The memory of writing a blog post with a flint of conviction seems foggy. Timing couldn’t possibly be worse. Blame it on fate or sour creative juice. Either way, no words had been put side by side in fancifulness of an engaging and spirited blog post.

It all began with pseudo work piling up on my desk, under my nose. Intentionally denying myself a breather of verbal air- a blog rant so to speak. This phase was an excuse to stub great ideas, which could, in a perpetually digitized universe, see the light of algorithms or day as you – normal folks armed with Facebook poke – would call it.
This severe problem, like an annoying blister grown organically between the ass cheeks, was never of ideas, which, in a matter of fact way, have always been abundant, and stacked neatly, labeled and shelved in my brain’s optical briefcase, with a sign: break in case of creative block.
At the same time, for a moment it seemed, I had burned myself to the point of extinction. Writing, as a way of life, was over even before taking off. I reeked failure all over. With my face tucked tightly between crossed arms, the voices numbed. There was no one at the wheel. I was lost in a dessert of confusion plagued by frustration.
A low point ensued.
But, where there is a will, there’s a BMW M5 backed into your driveway, awaiting play.
Back? Ah! I was saying: post several futile attempts of calibrating the ideas in my mind with words, the light at the end of the tunnel began to creep its way back in. This was the point of realization- and the much awaited climax in this riddling verbal jaunt. It was a moment full of joy or in my textbook- wank-a-thon-induced-orgasms.
Here’s what I discovered, and this may help you in your moment of weakness- seconds before you give in to a boring career option- (put boring fart-less profession here).
We all, I’m assuming you too, know-
Writing, like any other profession or craft, requires loads of practice, lots more repetition, even more reading or better yet, endless reading and an eye for picking up nuances that may trigger your mind’s shorter leg.
Pun intended.
Turns out, with my colossal work load taking front row seats, I hadn’t read a book, magazine, blog post, newspaper, website copy, terms & conditions on a soap box or even the fine print of anything of anything.

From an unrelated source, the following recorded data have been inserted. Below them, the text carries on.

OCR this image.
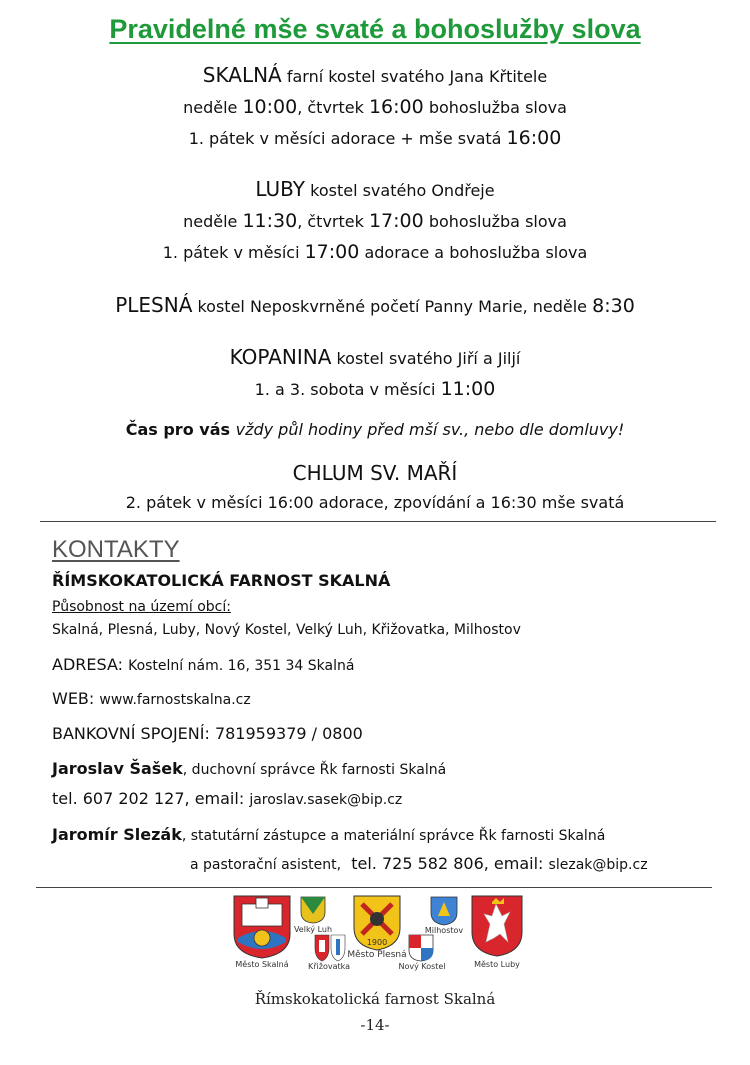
Pravidelné mše svaté a bohoslužby slova
SKALNÁ farní kostel svatého Jana Křtitele
neděle 10:00, čtvrtek 16:00 bohoslužba slova
1. pátek v měsíci adorace + mše svatá 16:00
LUBY kostel svatého Ondřeje
neděle 11:30, čtvrtek 17:00 bohoslužba slova
1. pátek v měsíci 17:00 adorace a bohoslužba slova
PLESNÁ kostel Neposkvrněné početí Panny Marie, neděle 8:30
KOPANINA kostel svatého Jiří a Jiljí
1. a 3. sobota v měsíci 11:00
Čas pro vás vždy půl hodiny před mší sv., nebo dle domluvy!
CHLUM SV. MAŘÍ
2. pátek v měsíci 16:00 adorace, zpovídání a 16:30 mše svatá
KONTAKTY
ŘÍMSKOKATOLICKÁ FARNOST SKALNÁ
Působnost na území obcí:
Skalná, Plesná, Luby, Nový Kostel, Velký Luh, Křižovatka, Milhostov
ADRESA: Kostelní nám. 16, 351 34 Skalná
WEB: www.farnostskalna.cz
BANKOVNÍ SPOJENÍ: 781959379 / 0800
Jaroslav Šašek, duchovní správce Řk farnosti Skalná
tel. 607 202 127, email: jaroslav.sasek@bip.cz
Jaromír Slezák, statutární zástupce a materiální správce Řk farnosti Skalná
a pastorační asistent, tel. 725 582 806, email: slezak@bip.cz
Město Skalná
Velký Luh
Křižovatka
1900
Město Plesná
Nový Kostel
Milhostov
Město Luby
Římskokatolická farnost Skalná
-14-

Curiosity levels were as shallow as Kim Kardashian’s personality. For creative beings, this is an equivalent of a prisoner on death row multiplied by steroid-induced hysteria that makes one stab there eye incessantly.
Marlyin Mansion would know.
One fine day, the pieces began to fit the puzzle, while I was in office looking for inspiration, without ever realizing that a short book on time management (gifted by a friend) was quietly moving the floor beneath my feet. The feeling can be best described by downing 30 shots of vodka. Friendly advice: I wouldn’t try that if I were you.
On completing the book, I placed it back on the shelf, sat back in my chair, threw my feet on the table, put my hands behind my head, smiled in satisfaction and came to realize how much I missed reading.
Its close to what a good old mouth hug by the sea feels like. If you need to know what that means, you’re not old enough to be on this blog. Shoo!!
I pounced on everything in sight for the next week, like a starved cave man, who’s discovered the 7 course lunch buffet at The Leela Kempinski. Blogs, magazines (which I verbally raped from cover to cover), and this book that I’m reading now on “probability”, which is responsible for stimulating a legion of out-of-work brain cells.
Soon, it all began to come back, words connected like a relationship high on chemistry minus the boring science bit. I am now, without a doubt, a kid high on crack.
Rainbows and bunnies are back in charge. In short, reading more helps.